We will continue to follow these results with time. There’s definitely interest in seeing the difference between the acalabrutinib monotherapy and acalabrutinib obinutuzumab. We will continue to monitor that moving forward to see what additional differences emerge. But for this particular study, it achieved its goal which is the approval of acalabrutinib for patients with treatment naïve CLL as well as the relapsed/refractory study leading to approval amongst patients previously treated. So these studies have achieved their goals but what’s next for acalabrutinib will be a variety of studies looking at novel-novel agent comparisons. So, for instance, comparing it with venetoclax-based regimens, trying to figure out what might be the best partner for venetoclax – is it a BTK agent or anti-CD20? We’re going to see additional combinations of acalabrutinib venetoclax against chemoimmunotherapy with younger, more fit populations.
So this will continue to round out the knowledge basis for acalabrutinib and will continue to move the field forward for patients who need treatment.

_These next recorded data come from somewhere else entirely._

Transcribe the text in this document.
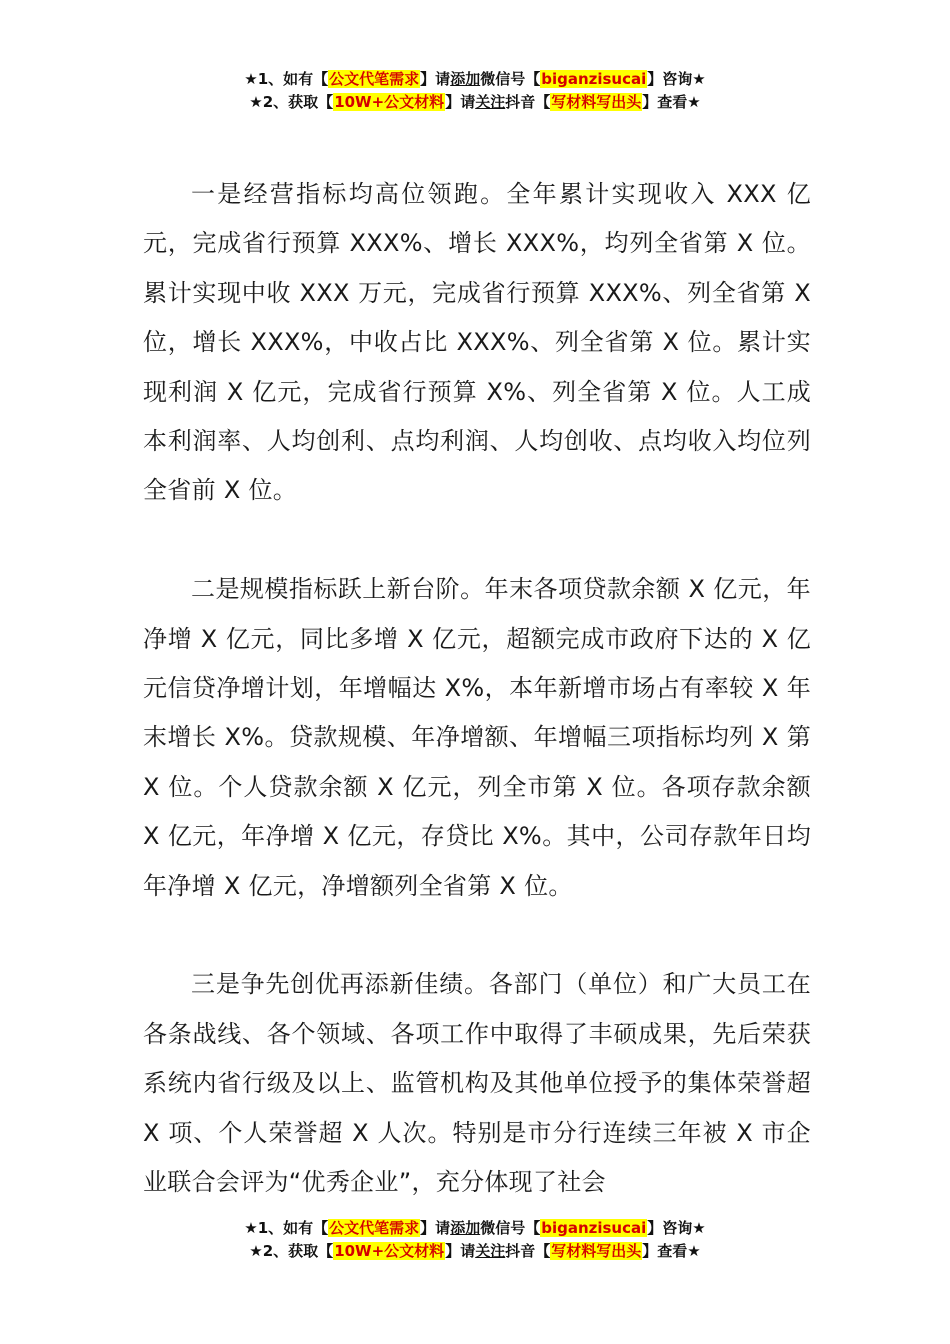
★1、如有【公文代笔需求】请添加微信号【biganzisucai】咨询★
★2、获取【10W+公文材料】请关注抖音【写材料写出头】查看★

一是经营指标均高位领跑。全年累计实现收入 XXX 亿元，完成省行预算 XXX%、增长 XXX%，均列全省第 X 位。累计实现中收 XXX 万元，完成省行预算 XXX%、列全省第 X 位，增长 XXX%，中收占比 XXX%、列全省第 X 位。累计实现利润 X 亿元，完成省行预算 X%、列全省第 X 位。人工成本利润率、人均创利、点均利润、人均创收、点均收入均位列全省前 X 位。

二是规模指标跃上新台阶。年末各项贷款余额 X 亿元，年净增 X 亿元，同比多增 X 亿元，超额完成市政府下达的 X 亿元信贷净增计划，年增幅达 X%，本年新增市场占有率较 X 年末增长 X%。贷款规模、年净增额、年增幅三项指标均列 X 第 X 位。个人贷款余额 X 亿元，列全市第 X 位。各项存款余额 X 亿元，年净增 X 亿元，存贷比 X%。其中，公司存款年日均年净增 X 亿元，净增额列全省第 X 位。

三是争先创优再添新佳绩。各部门（单位）和广大员工在各条战线、各个领域、各项工作中取得了丰硕成果，先后荣获系统内省行级及以上、监管机构及其他单位授予的集体荣誉超 X 项、个人荣誉超 X 人次。特别是市分行连续三年被 X 市企业联合会评为“优秀企业”，充分体现了社会

★1、如有【公文代笔需求】请添加微信号【biganzisucai】咨询★
★2、获取【10W+公文材料】请关注抖音【写材料写出头】查看★
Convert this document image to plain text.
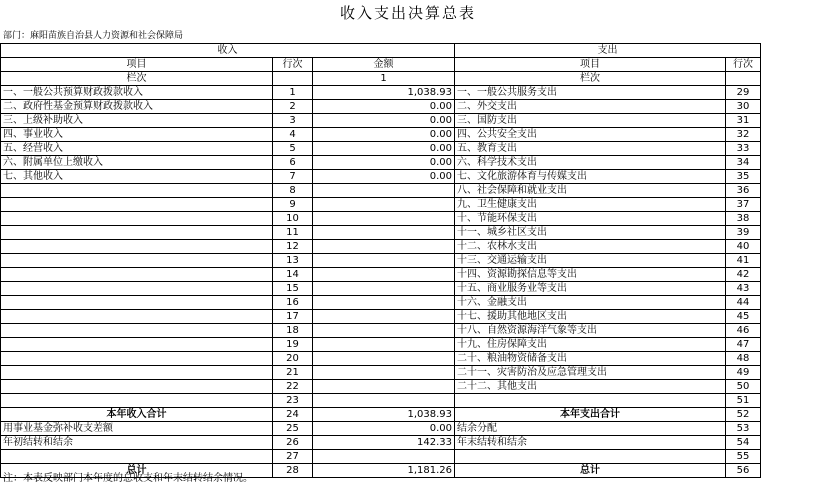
收入支出决算总表
部门：麻阳苗族自治县人力资源和社会保障局
收入			支出		
项目	行次	金额	项目	行次	
栏次		1	栏次		
一、一般公共预算财政拨款收入	1	1,038.93	一、一般公共服务支出	29	
二、政府性基金预算财政拨款收入	2	0.00	二、外交支出	30	
三、上级补助收入	3	0.00	三、国防支出	31	
四、事业收入	4	0.00	四、公共安全支出	32	
五、经营收入	5	0.00	五、教育支出	33	
六、附属单位上缴收入	6	0.00	六、科学技术支出	34	
七、其他收入	7	0.00	七、文化旅游体育与传媒支出	35	
	8		八、社会保障和就业支出	36	
	9		九、卫生健康支出	37	
	10		十、节能环保支出	38	
	11		十一、城乡社区支出	39	
	12		十二、农林水支出	40	
	13		十三、交通运输支出	41	
	14		十四、资源勘探信息等支出	42	
	15		十五、商业服务业等支出	43	
	16		十六、金融支出	44	
	17		十七、援助其他地区支出	45	
	18		十八、自然资源海洋气象等支出	46	
	19		十九、住房保障支出	47	
	20		二十、粮油物资储备支出	48	
	21		二十一、灾害防治及应急管理支出	49	
	22		二十二、其他支出	50	
	23			51	
本年收入合计	24	1,038.93	本年支出合计	52	
用事业基金弥补收支差额	25	0.00	结余分配	53	
年初结转和结余	26	142.33	年末结转和结余	54	
	27			55	
总计	28	1,181.26	总计	56	
注：本表反映部门本年度的总收支和年末结转结余情况。
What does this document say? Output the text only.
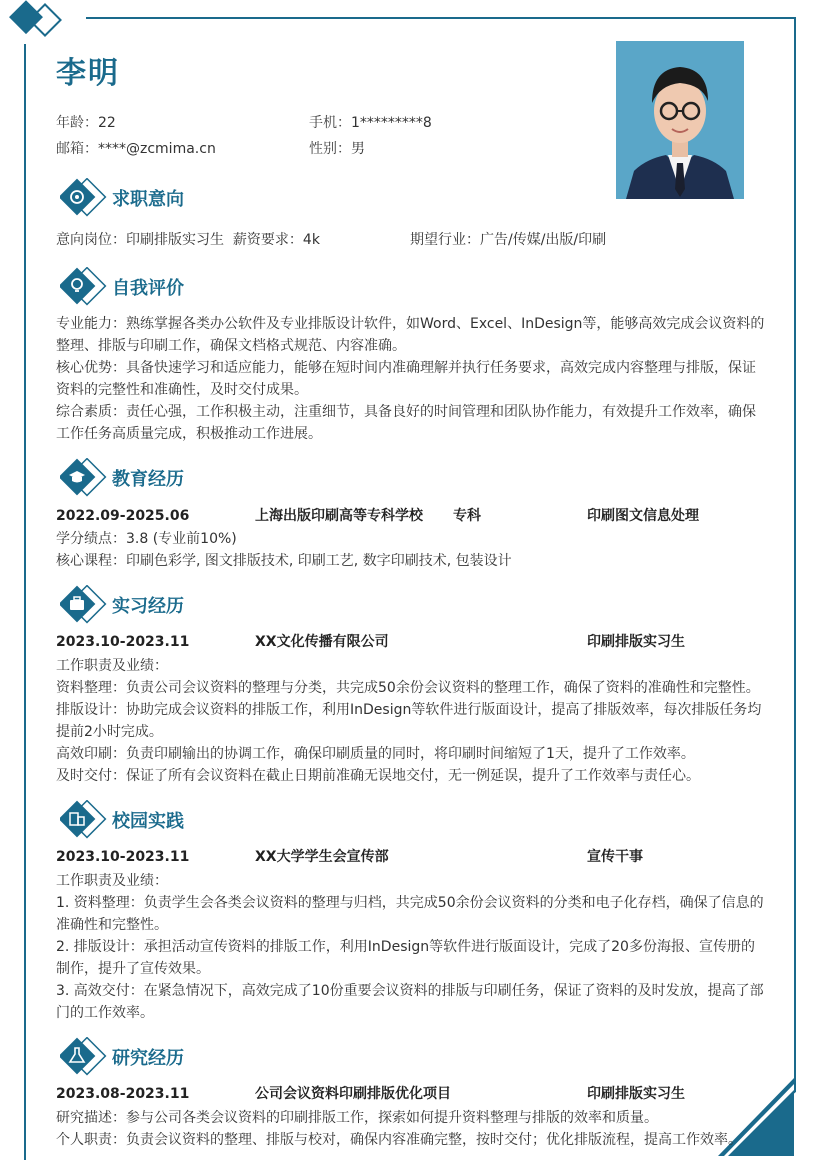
李明
年龄：22	手机：1*********8
邮箱：****@zcmima.cn	性别：男
求职意向
意向岗位：印刷排版实习生 薪资要求：4k	期望行业：广告/传媒/出版/印刷
自我评价
专业能力：熟练掌握各类办公软件及专业排版设计软件，如Word、Excel、InDesign等，能够高效完成会议资料的整理、排版与印刷工作，确保文档格式规范、内容准确。
核心优势：具备快速学习和适应能力，能够在短时间内准确理解并执行任务要求，高效完成内容整理与排版，保证资料的完整性和准确性，及时交付成果。
综合素质：责任心强，工作积极主动，注重细节，具备良好的时间管理和团队协作能力，有效提升工作效率，确保工作任务高质量完成，积极推动工作进展。
教育经历
2022.09-2025.06	上海出版印刷高等专科学校 专科	印刷图文信息处理
学分绩点：3.8 (专业前10%)
核心课程：印刷色彩学, 图文排版技术, 印刷工艺, 数字印刷技术, 包装设计
实习经历
2023.10-2023.11	XX文化传播有限公司	印刷排版实习生
工作职责及业绩：
资料整理：负责公司会议资料的整理与分类，共完成50余份会议资料的整理工作，确保了资料的准确性和完整性。
排版设计：协助完成会议资料的排版工作，利用InDesign等软件进行版面设计，提高了排版效率，每次排版任务均提前2小时完成。
高效印刷：负责印刷输出的协调工作，确保印刷质量的同时，将印刷时间缩短了1天，提升了工作效率。
及时交付：保证了所有会议资料在截止日期前准确无误地交付，无一例延误，提升了工作效率与责任心。
校园实践
2023.10-2023.11	XX大学学生会宣传部	宣传干事
工作职责及业绩：
1. 资料整理：负责学生会各类会议资料的整理与归档，共完成50余份会议资料的分类和电子化存档，确保了信息的准确性和完整性。
2. 排版设计：承担活动宣传资料的排版工作，利用InDesign等软件进行版面设计，完成了20多份海报、宣传册的制作，提升了宣传效果。
3. 高效交付：在紧急情况下，高效完成了10份重要会议资料的排版与印刷任务，保证了资料的及时发放，提高了部门的工作效率。
研究经历
2023.08-2023.11	公司会议资料印刷排版优化项目	印刷排版实习生
研究描述：参与公司各类会议资料的印刷排版工作，探索如何提升资料整理与排版的效率和质量。
个人职责：负责会议资料的整理、排版与校对，确保内容准确完整，按时交付；优化排版流程，提高工作效率。
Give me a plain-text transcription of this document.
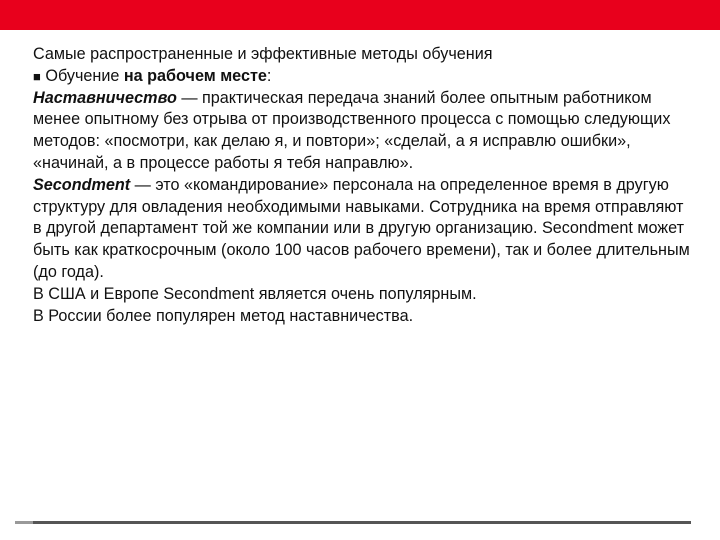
Самые распространенные и эффективные методы обучения

■ Обучение на рабочем месте:

Наставничество — практическая передача знаний более опытным работником менее опытному без отрыва от производственного процесса с помощью следующих методов: «посмотри, как делаю я, и повтори»; «сделай, а я исправлю ошибки», «начинай, а в процессе работы я тебя направлю».

Secondment — это «командирование» персонала на определенное время в другую структуру для овладения необходимыми навыками. Сотрудника на время отправляют в другой департамент той же компании или в другую организацию. Secondment может быть как краткосрочным (около 100 часов рабочего времени), так и более длительным (до года).

В США и Европе Secondment является очень популярным.

В России более популярен метод наставничества.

Is there anything else important that you would like to mention?
This summer congress season has revealed a number of important studies for patients with CLL, a number of studies particularly important to BTK agents. We’ve now seen several studies in which second generation BTK inhibitors are compared directly to ibrutinib, demonstrating that they have similar or possibly improved efficacy with an improved safety profile relative to the first generation BTK inhibitors. So practising physicians need to gain some familiarity with these second generation BTK inhibitors and it will be exciting to see how future studies read out.